Chocolate Zucchini Cake

Chocolate Zucchini Cake

The zucchini in this cake makes a very nice moist chocolate zucchini cake. However, there are a few other great ingredients that contribute to making this one of the best chocolate zucchini cakes.

Follow along and make this cake with me!

Start by preheating the oven to 325 degrees F and grease a 9×13 pan.

I have used both a stand mixer and a hand mixer for this part and both worked. Next you will want to make sure the butter is softened and cream it with the oil, and both sugars until it is nice and fluffy. Add your eggs, vanilla, and buttermilk. If you don’t have buttermilk, sub 1/2 cup milk mixed with 1 1/2 tsp vinegar or lemon juice.

In another bowl, mix together your flour, cocoa (I used dark but you could use regular), salt, baking soda, and baking powder. Stir in the chocolate chips.

Add this to the wet ingredients and mix well.

Stir in the shredded zucchini.

After this pour into the pan and bake for approximately 45 minutes or until a toothpick comes out clean.

In the meantime, make the frosting. Mix the sugar, cocoa, milk, corn syrup, butter, and salt in a small saucepan and bring to a boil. Boil for 3 minutes. Then remove it from the heat and allow it to cool.

After it has cooled down, add the icing sugar and vanilla and beat until a nice icing texture. Add more icing sugar if needed. It will be a bit of a sticky icing.

Pour it over the cake while the cake is still warm but not when it is too hot. You don’t want the icing to just completely melt into the cake.
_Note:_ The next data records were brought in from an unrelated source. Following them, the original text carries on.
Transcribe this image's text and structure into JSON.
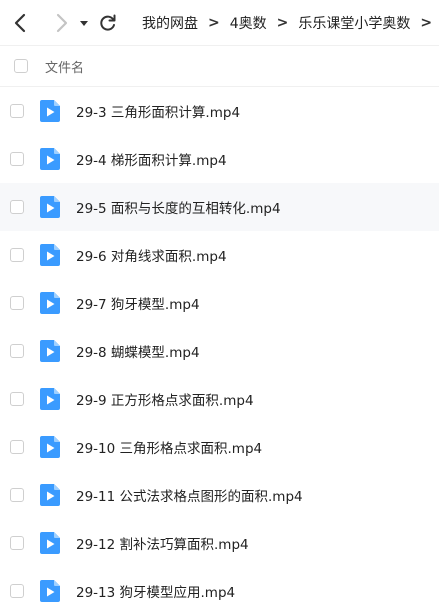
{
  "breadcrumb": [
    "我的网盘",
    "4奥数",
    "乐乐课堂小学奥数"
  ],
  "list_header": {
    "name_column": "文件名"
  },
  "files": [
    "29-3 三角形面积计算.mp4",
    "29-4 梯形面积计算.mp4",
    "29-5 面积与长度的互相转化.mp4",
    "29-6 对角线求面积.mp4",
    "29-7 狗牙模型.mp4",
    "29-8 蝴蝶模型.mp4",
    "29-9 正方形格点求面积.mp4",
    "29-10 三角形格点求面积.mp4",
    "29-11 公式法求格点图形的面积.mp4",
    "29-12 割补法巧算面积.mp4",
    "29-13 狗牙模型应用.mp4"
  ],
  "hovered_row_index": 2,
  "colors": {
    "video_icon": "#3a9bff",
    "hover_row": "#f7f8fa"
  },
  "icons": [
    "back-arrow-icon",
    "forward-arrow-icon",
    "dropdown-triangle-icon",
    "refresh-icon",
    "video-file-icon"
  ]
}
Enjoy this chocolate zucchini cake just like this or with a side of ice cream and fresh peaches!

Chocolate Zucchini Cake

Recipe by trishamartin07Course: DessertCuisine: AmericanDifficulty: Medium
Servings

12

servings
Prep time

20

minutes
Cooking time

45

minutes
Calories

430

kcal

A delicious, fudgy, moist and quick to make cake for any occasion.

Ingredients

  • Cake
  • 1/2 cup butter, softened

  • 1/4 cup vegetable oil

  • 1/2 cup white sugar

  • 1/2 cup brown sugar

  • 2 eggs

  • 1 tsp vanilla

  • 1/2 cup buttermilk or sub 1/2 cup milk + 1 1/2 tsp vinegar or lemon juice

  • 1 1/2 cups flour

  • 1/4 tsp salt

  • 1/3 cup dark cocoa powder (regular cocoa powder will work)

  • 1 tsp baking soda

  • 1/2 tsp baking powder

  • 1/2 cup chocolate chips

  • 2 cups zucchini

  • Icing
  • 1/2 cup white sugar

  • 2 Tbsp cocoa

  • 1/4 cup milk

  • 1 Tbsp corn syrup

  • 2 Tbsp butter

  • dash of salt

  • 1/2 cup powdered sugar

  • 1/2 tsp vanilla

Directions

  • Cake
  • Preheat oven to 325 F and grease a 9×13 pan.
  • Cream together the butter, oil, and sugars until fluffy. Add the eggs, vanilla, and buttermilk and mix on low until combined.
  • In another bowl, mix together the flour, cocoa, salt, baking soda, and baking powder. Stir in chocolate chips.
  • Add the dry ingredients to the wet ingredients and beat to combine.
  • Stir in shredded zucchini.
  • Pour into the pan and bake for 45 minutes or until toothpick inserted into the center comes out clean.
  • Icing
  • While cake is baking, make icing. Mix sugar, cocoa, milk, corn syrup, butter, and salt in a saucepan and bring to a boil. Boil for three minutes.
  • Remove from heat and allow to cool.
  • Beat icing sugar and vanilla into the cooled mixture. Add more icing sugar if needed to reach desired icing texture. Pour frosting over cake while still warm.